As mentioned above, the value of F (x) is used in data distribution`red thread`

express. We can see that:**If f (x) is sampled based on P (x), the final expected value should be negative, because P (x) always tends to sample on the left side of F (x) (the blue line in the graph is very high on the left side).**

**However, at present, we can only get data based on Q (x), and Q (x) always tends to sample on the right side of F (x) (the green line in the graph is very high on the right side). This leads to the positive f (x) data.**If the sampling rate is not added, we will mistakenly think that:`The f (x) of the sample under P (x) is expected to be a positive value.`

How to eliminate this deviation?**Enough sampling + sampling rate formula** 。

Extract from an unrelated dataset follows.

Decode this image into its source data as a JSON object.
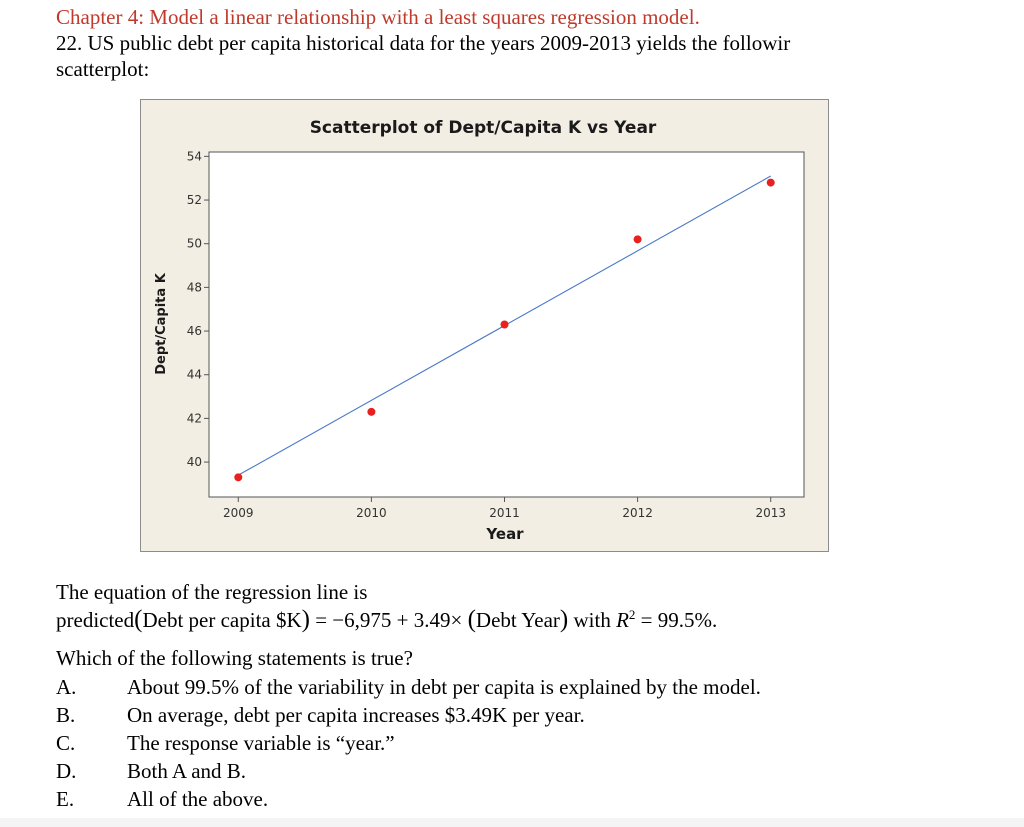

As mentioned above, when we have done enough sampling:**Although there is a very small probability of getting data on the left side under Q (x), once we get it, we will use it “very well” through the sampling rate.**

For example, in the green dot on the left in the figure above, because the value of Q (x) on the left is very small, while the value of P (x) is very large on the left, according to the sampling rate formula, we give a large weight to the data on the left, so that we “correct” the deviation. stay**Adequate sampling + sampling rate**Under the blessing of, we can correctly estimate:`The f (x) of the sample under P (x) is expected to be a negative value.`

I attach great importance to the correctness of my article. If you have different opinions, please send me an email: [email protected] 。

Postscript: the original title of this article is

`How to understand the "sampling rate of off track strategy" in reinforcement learning? Let's make a simple derivation`

But when I wrote it later, I had a flash of lightThe derailment strategy is to learn the optimal strategy from the non optimal, which is not to learn the successful experience from failure!Combined with my friend’s personal experience (is there anything that my friend has been failing, but has been improving?)… so from the perspective of intensive learning, chasing so many girls, rounding the small shot is also considered to have been in love! Not much, brothers and sisters. Pay attention to the official account of “Piper egg nest”.